Старые ходики показывали полночь. Зина прислушалась. Кругом было тихо. Только ветер шумел и шуршал за окном, да монотонно постукивал маятник. Галя и бабушка спали.
Зина написала десять листовок. Последнюю она взяла в руки, подвинула керосиновую лампу и шепотом стала читать:
— «Фашисты напали па нашу землю. Как бандиты, они жгут наши деревни, грабят и убивают людей, угоняют молодежь в Германию. Не покоряйтесь фашистам, товарищи! Помогайте нашей родной Красной Армии!»
Зина собрала листовки и положила в карман платья. Был первый час ночи.
«Надо идти», — подумала Зина и привернула фитиль в лампе.
К комендатуре Зина шла под бугристым берегом речки. Крупные дождевые капли шумно хлестали по воде и заглушали шаги.
Она подошла почти к самой комендатуре, спряталась в кустах, стала выжидать. Караульные выдали себя огоньками сигарет.
Они укрылись от дождя под навесом амбара. Зина внимательно оглядела деревья, забор, груду каких-то ящиков и тюков перед крыльцом комендатуры, мысленно просчитала шаги от куста до крыльца, на миг закрыла глаза, собралась с духом и шагнула. Она пересекла площадку перед зданием, смело ступила на крыльцо.
Обмакнув кисть, проворно наклеила листовку и, незамеченная, шмыгнула в пролом ограды. Следующую листовку она наклеила к шлагбауму у переезда, еще две — на полустанке к пакгаузам. Остальные листовки расклеила по избам.
На краю поселка горласто, с надрывом прокричал петух.
«Пора возвращаться, — подумала Зина, — пока темно».
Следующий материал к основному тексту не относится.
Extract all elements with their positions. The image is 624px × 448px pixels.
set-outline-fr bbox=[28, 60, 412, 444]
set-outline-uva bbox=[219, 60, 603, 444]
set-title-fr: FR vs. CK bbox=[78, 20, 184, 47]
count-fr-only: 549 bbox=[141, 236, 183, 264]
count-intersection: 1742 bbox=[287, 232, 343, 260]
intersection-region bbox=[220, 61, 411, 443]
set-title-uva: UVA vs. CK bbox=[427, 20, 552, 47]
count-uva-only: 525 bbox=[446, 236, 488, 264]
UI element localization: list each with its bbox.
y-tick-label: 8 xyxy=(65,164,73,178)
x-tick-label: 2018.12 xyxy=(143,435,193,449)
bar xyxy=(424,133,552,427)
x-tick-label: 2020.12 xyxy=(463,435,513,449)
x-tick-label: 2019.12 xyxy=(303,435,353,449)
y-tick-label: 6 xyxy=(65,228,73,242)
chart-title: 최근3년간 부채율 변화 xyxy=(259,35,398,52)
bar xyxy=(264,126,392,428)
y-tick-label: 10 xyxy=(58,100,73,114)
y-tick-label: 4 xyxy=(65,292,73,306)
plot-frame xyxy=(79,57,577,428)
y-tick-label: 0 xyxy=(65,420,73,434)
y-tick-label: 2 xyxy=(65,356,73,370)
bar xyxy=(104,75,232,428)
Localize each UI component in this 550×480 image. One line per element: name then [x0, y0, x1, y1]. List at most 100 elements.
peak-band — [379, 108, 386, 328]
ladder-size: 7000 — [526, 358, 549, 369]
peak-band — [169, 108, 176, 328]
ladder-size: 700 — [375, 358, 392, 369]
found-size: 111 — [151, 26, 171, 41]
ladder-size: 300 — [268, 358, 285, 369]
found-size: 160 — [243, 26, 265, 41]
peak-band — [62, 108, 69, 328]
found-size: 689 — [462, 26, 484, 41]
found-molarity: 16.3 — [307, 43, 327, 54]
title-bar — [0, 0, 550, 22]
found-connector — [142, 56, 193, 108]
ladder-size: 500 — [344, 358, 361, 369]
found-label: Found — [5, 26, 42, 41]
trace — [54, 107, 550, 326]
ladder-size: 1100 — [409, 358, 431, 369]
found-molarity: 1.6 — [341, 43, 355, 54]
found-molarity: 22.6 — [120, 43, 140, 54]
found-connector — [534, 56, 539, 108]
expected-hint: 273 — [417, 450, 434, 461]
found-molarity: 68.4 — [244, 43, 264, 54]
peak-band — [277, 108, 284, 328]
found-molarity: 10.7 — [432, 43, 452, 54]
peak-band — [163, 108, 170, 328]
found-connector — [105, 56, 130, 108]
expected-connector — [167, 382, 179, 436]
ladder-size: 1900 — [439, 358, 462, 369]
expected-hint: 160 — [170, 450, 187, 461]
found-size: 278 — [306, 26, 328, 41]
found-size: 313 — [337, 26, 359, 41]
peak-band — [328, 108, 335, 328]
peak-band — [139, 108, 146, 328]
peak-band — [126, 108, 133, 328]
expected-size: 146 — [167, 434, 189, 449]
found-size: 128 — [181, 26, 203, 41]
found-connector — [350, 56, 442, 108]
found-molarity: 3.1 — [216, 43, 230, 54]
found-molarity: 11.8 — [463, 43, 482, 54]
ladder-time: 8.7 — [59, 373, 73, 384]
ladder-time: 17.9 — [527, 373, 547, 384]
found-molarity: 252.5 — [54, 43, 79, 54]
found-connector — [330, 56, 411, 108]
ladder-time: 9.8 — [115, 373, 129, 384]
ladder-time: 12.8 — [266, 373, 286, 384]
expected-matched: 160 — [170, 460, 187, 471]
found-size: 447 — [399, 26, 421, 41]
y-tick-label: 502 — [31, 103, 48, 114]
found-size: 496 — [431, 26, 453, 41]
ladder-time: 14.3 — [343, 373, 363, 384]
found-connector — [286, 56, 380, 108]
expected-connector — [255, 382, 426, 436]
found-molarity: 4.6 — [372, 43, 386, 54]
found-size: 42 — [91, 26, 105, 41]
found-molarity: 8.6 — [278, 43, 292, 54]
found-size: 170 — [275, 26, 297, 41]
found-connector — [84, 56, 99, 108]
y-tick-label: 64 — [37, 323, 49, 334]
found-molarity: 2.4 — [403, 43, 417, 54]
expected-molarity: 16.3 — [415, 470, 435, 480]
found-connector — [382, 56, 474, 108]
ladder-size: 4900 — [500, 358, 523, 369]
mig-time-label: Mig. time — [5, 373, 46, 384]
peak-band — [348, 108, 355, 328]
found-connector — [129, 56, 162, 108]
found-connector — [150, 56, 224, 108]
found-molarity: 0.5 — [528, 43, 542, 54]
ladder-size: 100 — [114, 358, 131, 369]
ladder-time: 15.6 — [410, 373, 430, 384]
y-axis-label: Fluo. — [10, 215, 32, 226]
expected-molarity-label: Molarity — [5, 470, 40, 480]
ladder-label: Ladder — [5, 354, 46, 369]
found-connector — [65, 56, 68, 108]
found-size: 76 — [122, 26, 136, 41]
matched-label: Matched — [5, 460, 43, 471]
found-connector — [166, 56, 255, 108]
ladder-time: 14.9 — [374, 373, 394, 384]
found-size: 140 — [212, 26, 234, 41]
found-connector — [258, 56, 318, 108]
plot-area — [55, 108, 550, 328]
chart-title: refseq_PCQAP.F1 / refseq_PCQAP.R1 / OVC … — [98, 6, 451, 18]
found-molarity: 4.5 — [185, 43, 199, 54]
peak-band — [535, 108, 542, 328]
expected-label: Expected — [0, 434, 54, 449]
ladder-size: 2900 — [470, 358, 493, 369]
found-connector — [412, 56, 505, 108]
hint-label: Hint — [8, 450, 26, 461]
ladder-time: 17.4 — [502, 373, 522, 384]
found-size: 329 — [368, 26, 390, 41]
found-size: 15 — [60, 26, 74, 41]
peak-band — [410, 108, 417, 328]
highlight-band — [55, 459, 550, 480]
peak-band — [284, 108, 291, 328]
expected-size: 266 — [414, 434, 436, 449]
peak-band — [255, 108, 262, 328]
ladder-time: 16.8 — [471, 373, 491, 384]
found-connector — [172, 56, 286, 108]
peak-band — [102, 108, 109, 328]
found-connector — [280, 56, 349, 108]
Прошло два месяца. Однажды Зина вышла на крыльцо и стала ждать Евгения Езовитова, который с минуты на минуту должен был прийти. На улице тихо, пустынно. Не слышно ни лая собак, ни людских голосов.
Евгений в овчинном полушубке вышел из дальнего проулка, подошел к Зине и спросил:
— Ты как, готова?
— Давно.
— Тогда пошли.
На крыльцо вышла Евфросиния Ивановна:
— Далеко ли вы это идти сговорились?
— Мы, бабуль, в Мостище сходим, — ответила Зина.